On Friday, four-and-a-half years after he was diagnosed with a disease that kills the vast majority of its victims in less than one, that experiment came to an end.
Steinman died at the end of a week in which he continued his work in the lab. It was a testament to the undying optimism of the scientific enterprise, to the unrelenting man, and to the limits of both.
An open secret
I joined Rockefeller as a science writer to chronicle the work of its researchers - Steinman included - about halfway through one of his experiments on himself.
His experiment was an open secret on campus, registered with the hospital and aided by a long-time friend and staff physician. The sense of hope was palpable, bound up in respect for the man but also something broader.
Could the painstakingly incremental research that seemed to have so much potential on lab animals this once grant a reprieve from certain death?
Of course everyone was rooting for him, and I had a special interest. Toward the end of 1999, my father had a stomach complaint. Over a few months, the initial diagnosis of an ulcer morphed into a death sentence: inoperable, metastatic cancer of the pancreas.
Pancreatic cancer is often known as the "silent killer" because it usually doesn't produce truly scary symptoms until it has spread beyond repair. After chemotherapy, my dad bounced back for a few months, but the cancer inevitably did, too. He died at home in the early fall of 2000.
Could Steinman beat it?
I hoped so. The work had promise.
'Sceptical' science
In 1973, along with his mentor, Zanvil Cohn, Steinman published the discovery of a new class of cell in the immune system - the dendritic cell. Like many new discoveries, his faced a deeply sceptical reception.
The experiments couldn't be immediately reproduced, but Steinman was convinced of his discovery. He fought for a decade before immunologists began to broadly recognise the central importance of those cells to their field.
In the past 20 years, the study of dendritic cells has spread to hundreds of labs all over the world. Researchers are exploring how they might be harnessed to fight cancer, HIV and transplant rejection, among other major medical problems.
Dendritic cells are the "sentinel cells" of the mammalian immune system. Named after the Greek word for tree, they develop distinctive probing branches when activated, sweeping their environment in search of unwelcome things - like bacteria, viruses, tumours.
When dendritic cells encounter something they don't like, they take a physical marker of the invader, called an antigen, and present it to B and T cells, the defenders of the body' s immune system. Those cells then adapt weapons to identify and destroy the interlopers.
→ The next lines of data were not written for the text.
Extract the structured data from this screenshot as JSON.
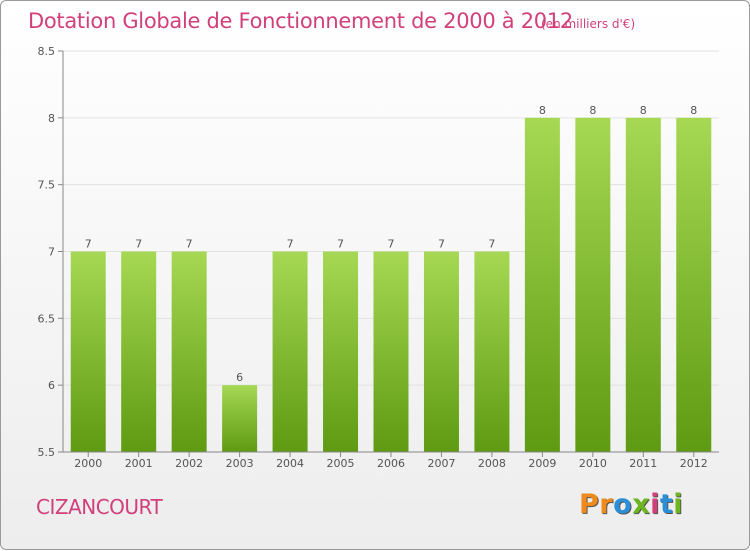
{
  "header": {
    "title": "Dotation Globale de Fonctionnement de 2000 à 2012",
    "subtitle": "(en milliers d'€)"
  },
  "footer": {
    "commune": "CIZANCOURT",
    "logo_letters": [
      "P",
      "r",
      "o",
      "x",
      "i",
      "t",
      "i"
    ],
    "logo_colors": [
      "#f08a1c",
      "#f08a1c",
      "#2a8fd6",
      "#6cb61f",
      "#d1407b",
      "#2a8fd6",
      "#6cb61f"
    ]
  },
  "chart_data": {
    "type": "bar",
    "categories": [
      "2000",
      "2001",
      "2002",
      "2003",
      "2004",
      "2005",
      "2006",
      "2007",
      "2008",
      "2009",
      "2010",
      "2011",
      "2012"
    ],
    "values": [
      7,
      7,
      7,
      6,
      7,
      7,
      7,
      7,
      7,
      8,
      8,
      8,
      8
    ],
    "data_labels": [
      "7",
      "7",
      "7",
      "6",
      "7",
      "7",
      "7",
      "7",
      "7",
      "8",
      "8",
      "8",
      "8"
    ],
    "ylim": [
      5.5,
      8.5
    ],
    "yticks": [
      5.5,
      6,
      6.5,
      7,
      7.5,
      8,
      8.5
    ],
    "ytick_labels": [
      "5.5",
      "6",
      "6.5",
      "7",
      "7.5",
      "8",
      "8.5"
    ],
    "grid": true,
    "bar_color_top": "#a6d854",
    "bar_color_bottom": "#5e9a12"
  }
}
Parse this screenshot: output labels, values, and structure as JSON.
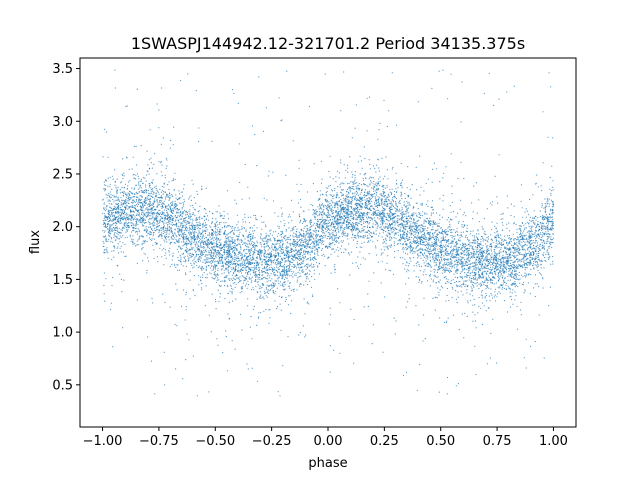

Steinman bet that if he could train his dendritic cells to recognise and tag his cancer, they would be able to convince the T and B cells to do the rest.
Dream deferred
There was no good reason to expect that Steinman could fashion a cure for one of the world's most vicious cancers in time to save his own life. But it was easy to think it was at least possible. The made-for-Hollywood story of the renegade scientist who fights the establishment to prove his discovery, and then uses it to cure himself, was powerful enough to compel hope.
Unfortunately, the dendritic cell-based treatments didn't work - at least not well enough.
Training Steinman's dendritic cells to the tumour did generate a "vigorous immune response to mesothelin, a tumour specific antigen," said Dr. Sarah Schlesigner, a longtime colleague of Steinman's who ran the trial.
In other words, while there were significant side effects, the therapy seemed to enable him to work much longer than he otherwise would have. Month after month, he remained at the University, continuing his work.
He survived much longer than expected, and continued his research until the end.
Over time, it wasn't enough.
At least, not enough to save him.
But the research he pioneered continues - and the scientists who continue his work have an extraordinary example to follow.